SQLite, PostgreSQL, MySQL, MSSQL

  • SQLite: Good for small teams (<100 users), zero setup
  • PostgreSQL: Recommended for production
  • MySQL/MariaDB: Widely used, fully supported
  • MSSQL: For Microsoft shops

What is OFFLINE_MODE in Gitea configuration?

Show Answer

Disables all external network calls

When OFFLINE_MODE = true, Gitea won’t try to:

  • Fetch Gravatar avatars
  • Load external fonts
  • Check for updates
  • Fetch action definitions from GitHub

Essential for air-gapped deployments.

How do you migrate repositories from GitHub to Gitea?

Show Answer

Via UI migration, API, or mirror sync

Options:

  1. UI: New Migration → GitHub → Enter URL
  2. API: POST to /api/v1/repos/migrate
  3. Mirror: Creates ongoing sync with source
  4. Manual: Clone from GitHub, push to Gitea

Migrations include issues, PRs, releases, and wiki.

What runner does Gitea Actions use?

Show Answer

act_runner

Gitea’s official Actions runner, based on the act project. It:

  • Executes workflows in Docker containers
  • Uses same syntax as GitHub Actions
  • Supports labels for runner selection
  • Can run on any platform (Linux, macOS, Windows)

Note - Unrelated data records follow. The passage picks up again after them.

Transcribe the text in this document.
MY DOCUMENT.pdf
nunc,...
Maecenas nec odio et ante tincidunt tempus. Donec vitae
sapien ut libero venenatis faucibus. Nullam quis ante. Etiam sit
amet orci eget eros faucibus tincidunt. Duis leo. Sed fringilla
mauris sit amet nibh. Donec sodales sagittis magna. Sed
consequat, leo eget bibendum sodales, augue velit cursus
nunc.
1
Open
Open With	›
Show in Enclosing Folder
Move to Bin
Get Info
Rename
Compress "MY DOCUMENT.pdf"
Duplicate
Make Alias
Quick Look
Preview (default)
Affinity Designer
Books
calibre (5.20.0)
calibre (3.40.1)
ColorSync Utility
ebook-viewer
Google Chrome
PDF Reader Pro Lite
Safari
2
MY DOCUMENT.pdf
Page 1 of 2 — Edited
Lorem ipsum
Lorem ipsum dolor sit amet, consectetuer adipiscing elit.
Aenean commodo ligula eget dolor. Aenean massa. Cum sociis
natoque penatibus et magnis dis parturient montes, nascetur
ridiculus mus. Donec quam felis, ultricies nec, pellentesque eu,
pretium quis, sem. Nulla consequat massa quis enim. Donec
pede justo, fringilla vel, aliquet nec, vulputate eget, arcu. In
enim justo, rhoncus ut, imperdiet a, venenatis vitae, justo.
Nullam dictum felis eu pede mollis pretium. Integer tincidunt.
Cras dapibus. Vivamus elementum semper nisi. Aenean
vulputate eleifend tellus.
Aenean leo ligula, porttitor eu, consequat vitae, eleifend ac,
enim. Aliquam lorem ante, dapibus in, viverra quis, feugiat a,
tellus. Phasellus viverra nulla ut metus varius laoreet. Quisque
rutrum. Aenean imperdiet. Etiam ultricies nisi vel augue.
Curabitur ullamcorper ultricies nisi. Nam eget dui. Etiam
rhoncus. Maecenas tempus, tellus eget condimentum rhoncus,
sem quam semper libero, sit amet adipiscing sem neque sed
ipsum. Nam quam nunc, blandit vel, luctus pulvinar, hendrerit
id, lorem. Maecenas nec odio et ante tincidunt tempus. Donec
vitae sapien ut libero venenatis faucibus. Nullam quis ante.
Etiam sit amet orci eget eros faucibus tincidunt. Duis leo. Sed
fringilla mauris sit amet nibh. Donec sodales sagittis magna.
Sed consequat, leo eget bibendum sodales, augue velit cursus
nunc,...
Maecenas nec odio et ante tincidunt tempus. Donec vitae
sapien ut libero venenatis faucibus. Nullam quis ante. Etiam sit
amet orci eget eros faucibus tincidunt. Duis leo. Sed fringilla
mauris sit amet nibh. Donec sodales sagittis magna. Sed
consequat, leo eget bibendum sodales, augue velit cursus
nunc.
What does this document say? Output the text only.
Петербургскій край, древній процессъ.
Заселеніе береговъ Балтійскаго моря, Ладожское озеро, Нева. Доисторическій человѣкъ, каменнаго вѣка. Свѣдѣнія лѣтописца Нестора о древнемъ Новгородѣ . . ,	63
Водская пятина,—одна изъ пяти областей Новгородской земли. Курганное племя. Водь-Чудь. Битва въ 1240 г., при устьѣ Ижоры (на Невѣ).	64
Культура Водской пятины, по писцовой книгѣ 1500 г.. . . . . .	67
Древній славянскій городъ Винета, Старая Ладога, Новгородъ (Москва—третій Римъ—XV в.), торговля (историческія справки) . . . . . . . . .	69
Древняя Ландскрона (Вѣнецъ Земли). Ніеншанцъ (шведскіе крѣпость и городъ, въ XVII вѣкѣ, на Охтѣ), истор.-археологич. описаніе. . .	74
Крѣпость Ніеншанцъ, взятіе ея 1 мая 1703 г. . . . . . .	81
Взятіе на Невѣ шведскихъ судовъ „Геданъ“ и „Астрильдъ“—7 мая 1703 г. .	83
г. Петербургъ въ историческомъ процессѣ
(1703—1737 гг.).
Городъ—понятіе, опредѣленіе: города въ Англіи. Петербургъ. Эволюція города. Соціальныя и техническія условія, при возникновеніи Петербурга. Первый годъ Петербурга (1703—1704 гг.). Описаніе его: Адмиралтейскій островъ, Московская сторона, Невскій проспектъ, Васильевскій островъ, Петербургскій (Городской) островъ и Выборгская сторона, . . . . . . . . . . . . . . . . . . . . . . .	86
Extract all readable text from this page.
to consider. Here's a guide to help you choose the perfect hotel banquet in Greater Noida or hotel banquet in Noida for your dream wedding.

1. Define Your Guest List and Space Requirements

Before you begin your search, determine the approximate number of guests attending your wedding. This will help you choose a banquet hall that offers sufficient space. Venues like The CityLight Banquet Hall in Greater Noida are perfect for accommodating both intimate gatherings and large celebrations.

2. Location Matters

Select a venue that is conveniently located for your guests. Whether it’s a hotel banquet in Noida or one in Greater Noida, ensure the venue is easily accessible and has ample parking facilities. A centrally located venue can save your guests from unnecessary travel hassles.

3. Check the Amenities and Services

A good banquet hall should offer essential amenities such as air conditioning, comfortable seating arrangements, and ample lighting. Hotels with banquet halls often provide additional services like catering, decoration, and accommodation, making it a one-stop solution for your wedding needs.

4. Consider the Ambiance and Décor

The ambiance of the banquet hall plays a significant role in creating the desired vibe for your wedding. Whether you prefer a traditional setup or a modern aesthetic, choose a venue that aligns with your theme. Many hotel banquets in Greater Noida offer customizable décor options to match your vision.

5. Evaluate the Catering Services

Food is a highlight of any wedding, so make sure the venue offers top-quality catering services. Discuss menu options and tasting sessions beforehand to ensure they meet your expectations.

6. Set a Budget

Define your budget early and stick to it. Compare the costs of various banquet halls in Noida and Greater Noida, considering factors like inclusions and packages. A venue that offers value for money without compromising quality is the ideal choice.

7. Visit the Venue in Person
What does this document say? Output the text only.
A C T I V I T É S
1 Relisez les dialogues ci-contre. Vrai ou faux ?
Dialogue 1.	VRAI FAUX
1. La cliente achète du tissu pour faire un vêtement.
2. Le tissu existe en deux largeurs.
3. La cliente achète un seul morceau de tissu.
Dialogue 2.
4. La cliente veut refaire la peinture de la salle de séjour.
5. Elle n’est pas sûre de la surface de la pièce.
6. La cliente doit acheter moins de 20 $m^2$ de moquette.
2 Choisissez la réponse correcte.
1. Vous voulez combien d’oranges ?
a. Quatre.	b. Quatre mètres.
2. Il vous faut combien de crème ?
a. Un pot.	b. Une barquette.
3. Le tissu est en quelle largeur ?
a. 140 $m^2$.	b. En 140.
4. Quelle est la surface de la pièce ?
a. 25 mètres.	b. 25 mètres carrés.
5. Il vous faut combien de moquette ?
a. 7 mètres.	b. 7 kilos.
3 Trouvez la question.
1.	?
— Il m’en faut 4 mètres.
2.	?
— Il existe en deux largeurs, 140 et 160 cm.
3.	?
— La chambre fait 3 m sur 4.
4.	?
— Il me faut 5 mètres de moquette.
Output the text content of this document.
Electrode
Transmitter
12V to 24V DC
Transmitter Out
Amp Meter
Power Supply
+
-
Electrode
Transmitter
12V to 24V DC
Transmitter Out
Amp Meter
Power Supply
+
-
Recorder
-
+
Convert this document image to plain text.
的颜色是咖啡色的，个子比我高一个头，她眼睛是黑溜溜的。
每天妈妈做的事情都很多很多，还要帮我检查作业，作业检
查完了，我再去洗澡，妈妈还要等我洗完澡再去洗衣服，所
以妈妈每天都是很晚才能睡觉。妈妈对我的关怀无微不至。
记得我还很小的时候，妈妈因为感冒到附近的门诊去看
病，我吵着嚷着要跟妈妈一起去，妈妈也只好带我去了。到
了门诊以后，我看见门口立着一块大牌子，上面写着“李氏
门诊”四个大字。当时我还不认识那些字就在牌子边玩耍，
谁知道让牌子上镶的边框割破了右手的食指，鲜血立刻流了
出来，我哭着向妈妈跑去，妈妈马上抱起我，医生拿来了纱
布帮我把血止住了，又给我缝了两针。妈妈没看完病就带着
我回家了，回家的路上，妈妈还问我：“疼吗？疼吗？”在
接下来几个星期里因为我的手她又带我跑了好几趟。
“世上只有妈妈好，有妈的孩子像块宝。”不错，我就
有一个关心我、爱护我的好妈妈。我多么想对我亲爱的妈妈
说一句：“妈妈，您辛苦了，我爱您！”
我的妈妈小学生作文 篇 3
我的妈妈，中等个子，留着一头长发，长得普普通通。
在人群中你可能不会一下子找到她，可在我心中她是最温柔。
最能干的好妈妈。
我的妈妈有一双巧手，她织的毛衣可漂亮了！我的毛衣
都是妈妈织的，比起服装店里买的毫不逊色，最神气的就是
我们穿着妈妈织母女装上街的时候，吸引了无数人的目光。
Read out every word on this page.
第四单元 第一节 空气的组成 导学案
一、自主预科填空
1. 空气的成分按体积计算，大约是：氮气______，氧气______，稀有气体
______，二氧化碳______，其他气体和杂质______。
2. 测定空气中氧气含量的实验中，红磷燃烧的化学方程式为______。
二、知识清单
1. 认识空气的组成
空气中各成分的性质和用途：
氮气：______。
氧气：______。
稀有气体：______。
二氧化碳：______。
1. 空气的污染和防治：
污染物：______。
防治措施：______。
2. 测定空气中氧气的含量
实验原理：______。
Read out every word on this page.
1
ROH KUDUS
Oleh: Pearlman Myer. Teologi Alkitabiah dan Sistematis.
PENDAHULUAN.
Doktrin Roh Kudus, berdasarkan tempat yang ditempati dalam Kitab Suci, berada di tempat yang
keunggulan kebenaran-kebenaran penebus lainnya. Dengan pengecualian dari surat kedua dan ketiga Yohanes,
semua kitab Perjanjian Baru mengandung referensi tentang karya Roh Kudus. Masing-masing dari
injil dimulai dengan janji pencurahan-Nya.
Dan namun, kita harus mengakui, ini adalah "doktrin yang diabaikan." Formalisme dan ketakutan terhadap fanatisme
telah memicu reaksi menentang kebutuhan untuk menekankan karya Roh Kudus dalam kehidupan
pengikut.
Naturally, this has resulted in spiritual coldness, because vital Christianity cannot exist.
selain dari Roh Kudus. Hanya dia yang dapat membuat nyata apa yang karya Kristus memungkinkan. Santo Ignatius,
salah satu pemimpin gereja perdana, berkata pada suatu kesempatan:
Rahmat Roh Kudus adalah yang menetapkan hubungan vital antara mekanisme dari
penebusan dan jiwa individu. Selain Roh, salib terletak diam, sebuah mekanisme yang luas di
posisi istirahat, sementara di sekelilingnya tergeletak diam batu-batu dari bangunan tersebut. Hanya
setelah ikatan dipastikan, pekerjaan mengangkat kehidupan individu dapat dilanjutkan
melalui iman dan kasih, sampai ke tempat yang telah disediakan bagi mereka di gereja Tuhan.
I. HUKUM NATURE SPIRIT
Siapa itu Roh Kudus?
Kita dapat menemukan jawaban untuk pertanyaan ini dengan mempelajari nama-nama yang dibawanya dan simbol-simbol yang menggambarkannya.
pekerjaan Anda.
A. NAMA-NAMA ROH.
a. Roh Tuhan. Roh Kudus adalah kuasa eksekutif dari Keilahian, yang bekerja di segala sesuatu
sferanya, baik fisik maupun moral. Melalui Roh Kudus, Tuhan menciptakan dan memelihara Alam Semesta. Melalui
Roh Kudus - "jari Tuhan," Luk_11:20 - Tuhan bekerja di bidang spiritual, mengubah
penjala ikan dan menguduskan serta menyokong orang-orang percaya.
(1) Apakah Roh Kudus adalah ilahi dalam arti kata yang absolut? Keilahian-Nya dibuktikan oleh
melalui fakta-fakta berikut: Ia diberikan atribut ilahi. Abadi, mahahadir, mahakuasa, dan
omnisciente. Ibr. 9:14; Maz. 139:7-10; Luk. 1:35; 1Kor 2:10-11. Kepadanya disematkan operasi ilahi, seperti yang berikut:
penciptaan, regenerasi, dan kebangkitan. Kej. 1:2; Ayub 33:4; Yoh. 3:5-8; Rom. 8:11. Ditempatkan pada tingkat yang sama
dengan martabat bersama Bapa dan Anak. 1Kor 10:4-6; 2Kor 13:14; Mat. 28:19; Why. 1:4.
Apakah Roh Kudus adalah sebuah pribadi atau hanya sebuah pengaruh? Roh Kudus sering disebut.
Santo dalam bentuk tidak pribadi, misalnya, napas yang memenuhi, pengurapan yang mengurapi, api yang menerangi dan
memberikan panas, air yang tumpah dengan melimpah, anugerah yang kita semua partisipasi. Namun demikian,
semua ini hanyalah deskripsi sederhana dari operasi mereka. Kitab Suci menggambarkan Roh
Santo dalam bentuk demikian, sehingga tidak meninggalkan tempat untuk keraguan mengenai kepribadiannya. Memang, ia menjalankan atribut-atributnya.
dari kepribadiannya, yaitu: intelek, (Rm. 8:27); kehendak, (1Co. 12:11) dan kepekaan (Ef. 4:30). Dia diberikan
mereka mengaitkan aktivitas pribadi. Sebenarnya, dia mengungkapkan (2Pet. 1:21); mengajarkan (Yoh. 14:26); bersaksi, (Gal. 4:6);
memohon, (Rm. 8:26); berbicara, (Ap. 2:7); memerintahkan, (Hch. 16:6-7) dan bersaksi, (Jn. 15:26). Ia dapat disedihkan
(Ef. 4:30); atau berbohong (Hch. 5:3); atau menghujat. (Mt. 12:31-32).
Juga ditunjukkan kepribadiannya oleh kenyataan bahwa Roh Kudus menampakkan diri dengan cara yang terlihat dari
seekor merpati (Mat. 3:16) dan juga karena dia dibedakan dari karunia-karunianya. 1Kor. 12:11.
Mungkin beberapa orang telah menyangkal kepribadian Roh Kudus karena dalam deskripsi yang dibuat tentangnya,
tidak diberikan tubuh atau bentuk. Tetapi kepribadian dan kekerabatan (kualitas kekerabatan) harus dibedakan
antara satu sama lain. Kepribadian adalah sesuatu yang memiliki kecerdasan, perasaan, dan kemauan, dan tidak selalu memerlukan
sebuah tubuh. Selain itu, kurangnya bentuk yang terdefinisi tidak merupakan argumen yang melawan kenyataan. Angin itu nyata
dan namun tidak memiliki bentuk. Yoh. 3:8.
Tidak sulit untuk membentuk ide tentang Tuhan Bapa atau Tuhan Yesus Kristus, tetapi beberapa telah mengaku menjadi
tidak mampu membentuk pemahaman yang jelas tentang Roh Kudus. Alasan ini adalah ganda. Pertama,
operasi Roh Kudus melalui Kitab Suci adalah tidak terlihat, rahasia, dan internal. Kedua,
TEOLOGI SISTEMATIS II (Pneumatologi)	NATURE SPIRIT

When would you choose Gitea over GitLab?

Show Answer

Resource constraints, simplicity, or air-gapped environments

Choose Gitea when:

  • Limited RAM/CPU (edge, IoT, small VMs)
  • Simple Git hosting without full DevOps platform
  • Air-gapped networks needing offline mode
  • GitHub Actions compatibility is desired
  • Zero licensing cost is required

Choose GitLab when:

  • Full DevOps platform in one tool
  • Built-in security scanning
  • Complex CI/CD requirements
  • Enterprise support needed

  1. Gitea = GitHub features, minimal resources - A full-featured Git server in 100MB RAM
  2. Single binary simplicity - No complex dependencies, easy deployment
  3. Forgejo is the community fork - Same features, different governance
  4. Actions are GitHub-compatible - Move workflows with minimal changes
  5. SQLite works for small teams - PostgreSQL for anything larger
  6. OFFLINE_MODE for air-gapped - Critical setting often missed
  7. Migration is straightforward - Import issues, PRs, wikis, releases
  8. Self-hosted runners only - Plan your runner infrastructure
  9. Perfect for edge computing - Runs on Raspberry Pi
  10. Cost: $0 - All features free, forever



“Sometimes the best tool is the simplest one that solves your problem. Gitea proves that a Git server doesn’t need 4GB of RAM to be useful.”